PEDIATRICS (Impact Factor: 5.47). 03/2010; 125(3):454-9. DOI: 10.1542/peds.2009-0544
Source: PubMed


Emergency department (ED) crowding prevents the efficient and effective use of health services and compromises quality. Patients who use the ED for nonemergent health concerns may unnecessarily crowd ED services. In this article we describe characteristics of pediatric patients in the United States who use EDs for nonemergent visits.
We analyzed data from the 2002-2005 Medical Expenditure Panel Survey. The Medical Expenditure Panel Survey is conducted by the Agency for Healthcare Research and Quality and consists of a nationally representative sample of the civilian noninstitutionalized population of the United States. Our study sample consisted of 5512 person-years of observation. We included only ED visits for children from birth to 17 years of age with a specified International Classification of Diseases, Ninth Revision, Clinical Modification diagnosis code. The main dependent variable for our multivariate logistic model was nonemergent ED use, which was constructed by using the New York University ED-classification algorithm. Independent variables were derived from Andersen's Behavioral Model of Health Services Utilization.
We found that from 2002 to 2005, a nationally representative sample of US children from birth to 17 years of age used EDs for various nonemergent or primary care-treatable diagnoses. Overall, children from higher-income families had higher ED expenditures than children from lower-income families.
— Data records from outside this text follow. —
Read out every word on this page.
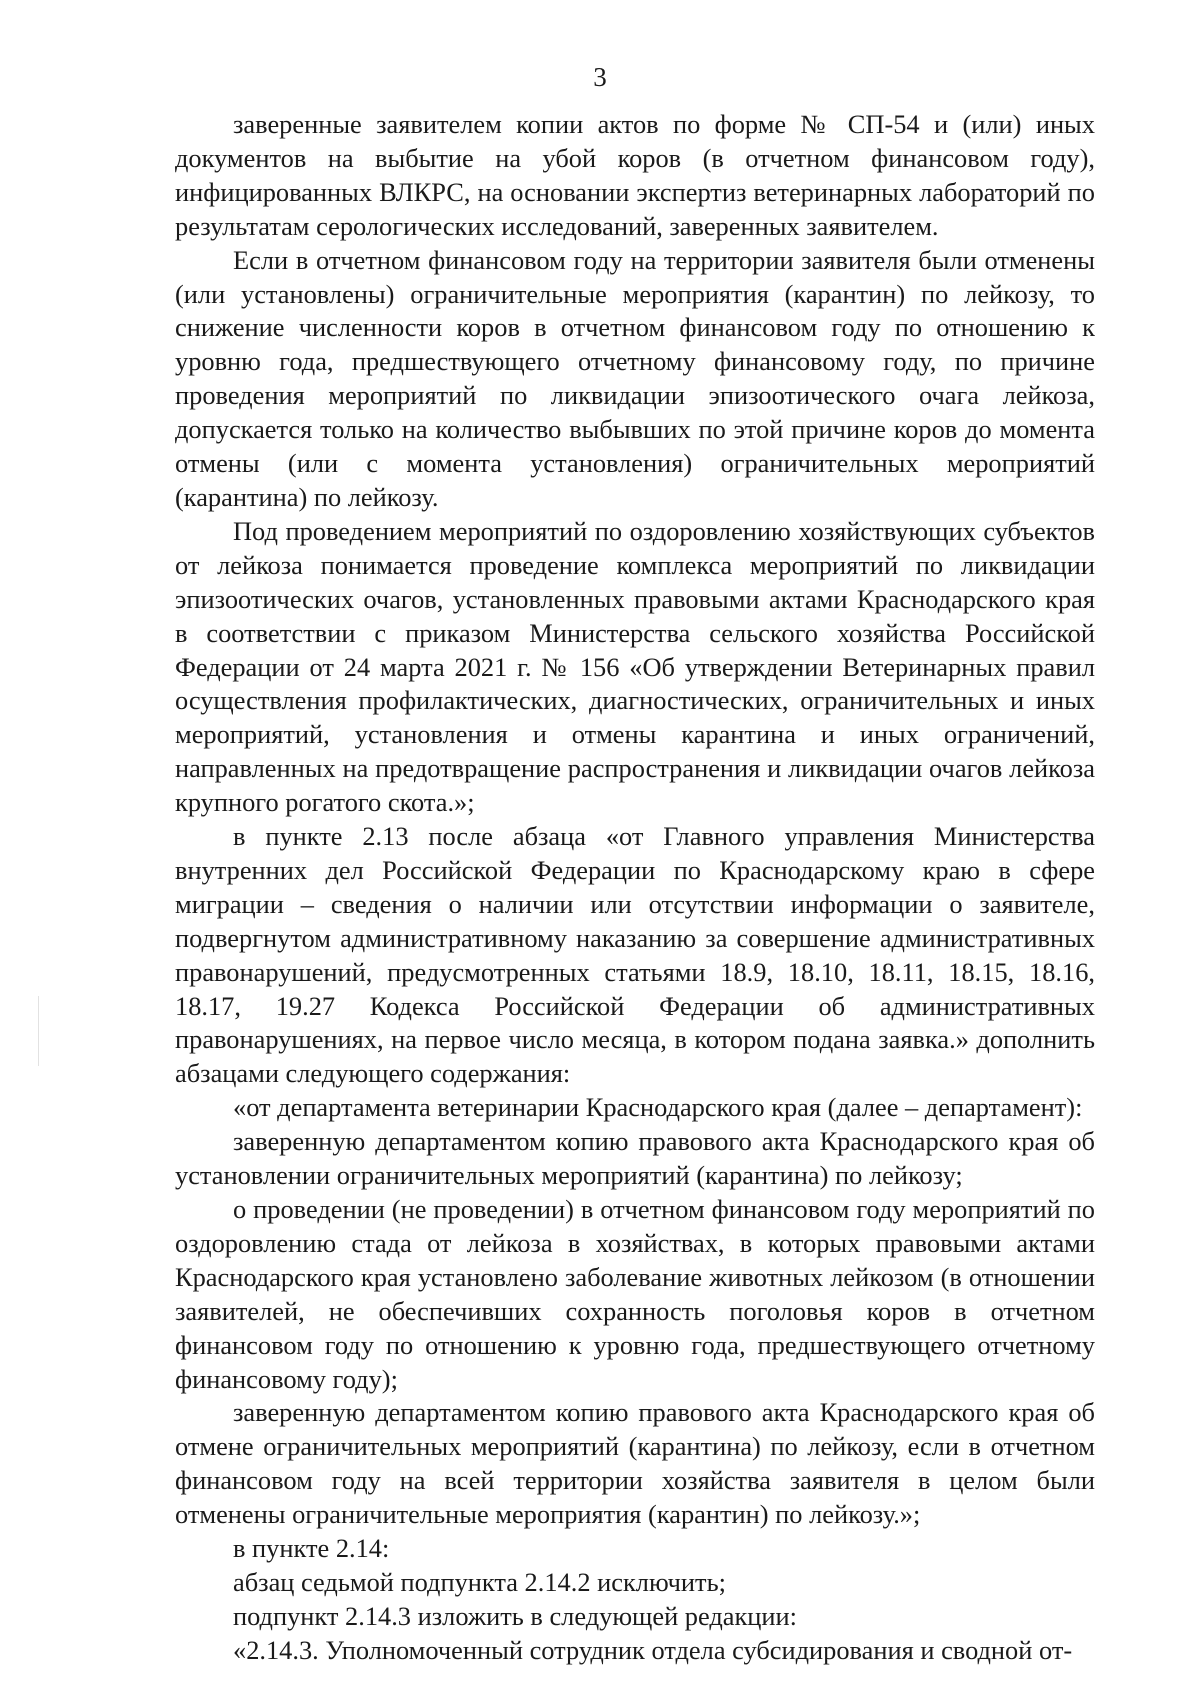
3

заверенные заявителем копии актов по форме № СП-54 и (или) иных документов на выбытие на убой коров (в отчетном финансовом году), инфицированных ВЛКРС, на основании экспертиз ветеринарных лабораторий по результатам серологических исследований, заверенных заявителем.

Если в отчетном финансовом году на территории заявителя были отменены (или установлены) ограничительные мероприятия (карантин) по лейкозу, то снижение численности коров в отчетном финансовом году по отношению к уровню года, предшествующего отчетному финансовому году, по причине проведения мероприятий по ликвидации эпизоотического очага лейкоза, допускается только на количество выбывших по этой причине коров до момента отмены (или с момента установления) ограничительных мероприятий (карантина) по лейкозу.

Под проведением мероприятий по оздоровлению хозяйствующих субъектов от лейкоза понимается проведение комплекса мероприятий по ликвидации эпизоотических очагов, установленных правовыми актами Краснодарского края в соответствии с приказом Министерства сельского хозяйства Российской Федерации от 24 марта 2021 г. № 156 «Об утверждении Ветеринарных правил осуществления профилактических, диагностических, ограничительных и иных мероприятий, установления и отмены карантина и иных ограничений, направленных на предотвращение распространения и ликвидации очагов лейкоза крупного рогатого скота.»;

в пункте 2.13 после абзаца «от Главного управления Министерства внутренних дел Российской Федерации по Краснодарскому краю в сфере миграции – сведения о наличии или отсутствии информации о заявителе, подвергнутом административному наказанию за совершение административных правонарушений, предусмотренных статьями 18.9, 18.10, 18.11, 18.15, 18.16, 18.17, 19.27 Кодекса Российской Федерации об административных правонарушениях, на первое число месяца, в котором подана заявка.» дополнить абзацами следующего содержания:

«от департамента ветеринарии Краснодарского края (далее – департамент):

заверенную департаментом копию правового акта Краснодарского края об установлении ограничительных мероприятий (карантина) по лейкозу;

о проведении (не проведении) в отчетном финансовом году мероприятий по оздоровлению стада от лейкоза в хозяйствах, в которых правовыми актами Краснодарского края установлено заболевание животных лейкозом (в отношении заявителей, не обеспечивших сохранность поголовья коров в отчетном финансовом году по отношению к уровню года, предшествующего отчетному финансовому году);

заверенную департаментом копию правового акта Краснодарского края об отмене ограничительных мероприятий (карантина) по лейкозу, если в отчетном финансовом году на всей территории хозяйства заявителя в целом были отменены ограничительные мероприятия (карантин) по лейкозу.»;

в пункте 2.14:

абзац седьмой подпункта 2.14.2 исключить;

подпункт 2.14.3 изложить в следующей редакции:

«2.14.3. Уполномоченный сотрудник отдела субсидирования и сводной от-
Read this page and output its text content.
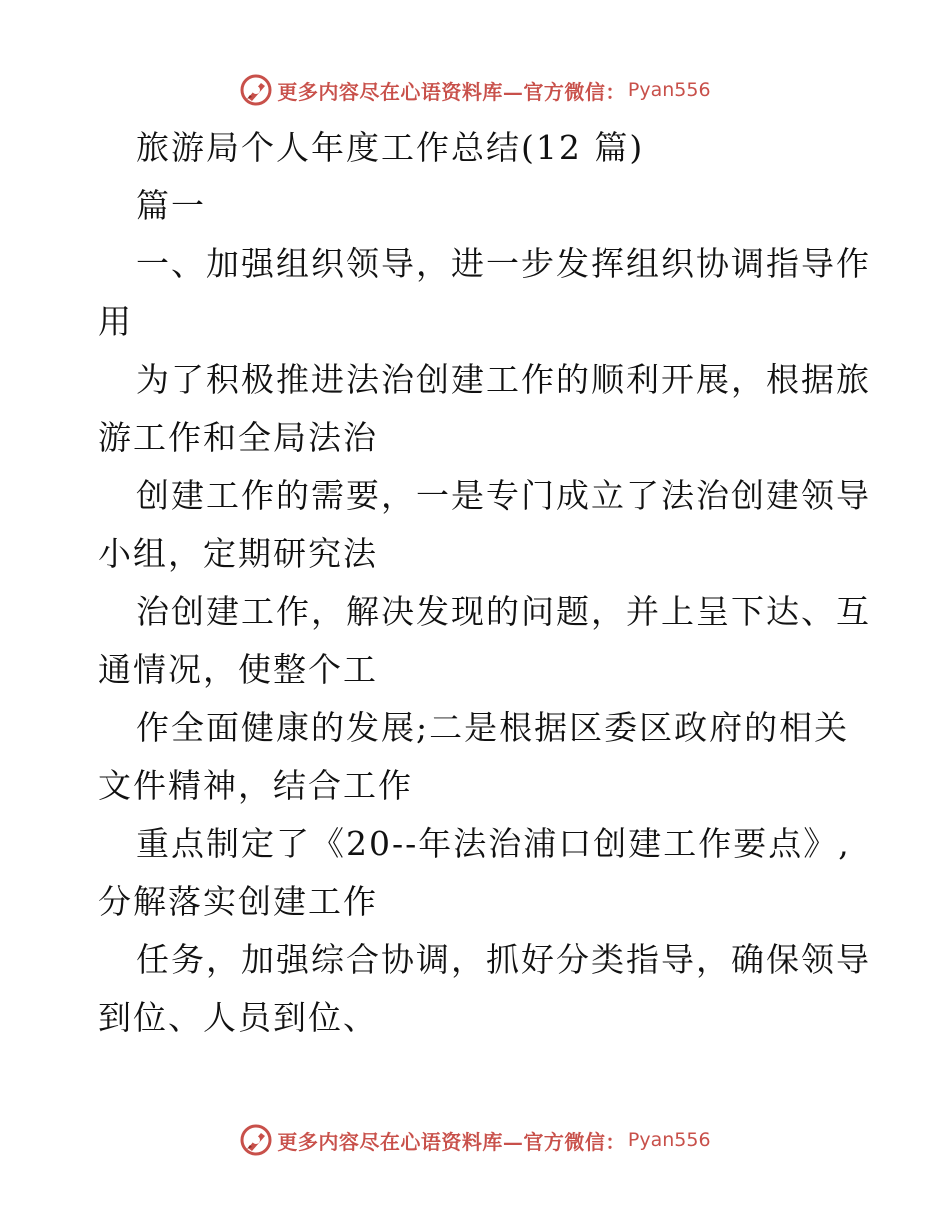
更多内容尽在心语资料库—官方微信： Pyan556
旅游局个人年度工作总结(12 篇)
篇一
一、加强组织领导，进一步发挥组织协调指导作
用
为了积极推进法治创建工作的顺利开展，根据旅
游工作和全局法治
创建工作的需要，一是专门成立了法治创建领导
小组，定期研究法
治创建工作，解决发现的问题，并上呈下达、互
通情况，使整个工
作全面健康的发展;二是根据区委区政府的相关
文件精神，结合工作
重点制定了《20--年法治浦口创建工作要点》,
分解落实创建工作
任务，加强综合协调，抓好分类指导，确保领导
到位、人员到位、
更多内容尽在心语资料库—官方微信： Pyan556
Children with private insurance had higher total ED expenditures than publicly insured or uninsured children, but uninsured children had the highest out-of-pocket expenditures. We found that children from birth to 2 years of age were less likely to use the ED for nonemergent diagnoses (odds ratio [OR]: 0.13; P < .01) compared with older children. Non-Hispanic black children were also less likely to use the ED for nonemergent diagnoses (OR: 0.40; P = .03) than were non-Hispanic white children.
Children's sociodemographic characteristics were predictors of nonemergent use of ED services.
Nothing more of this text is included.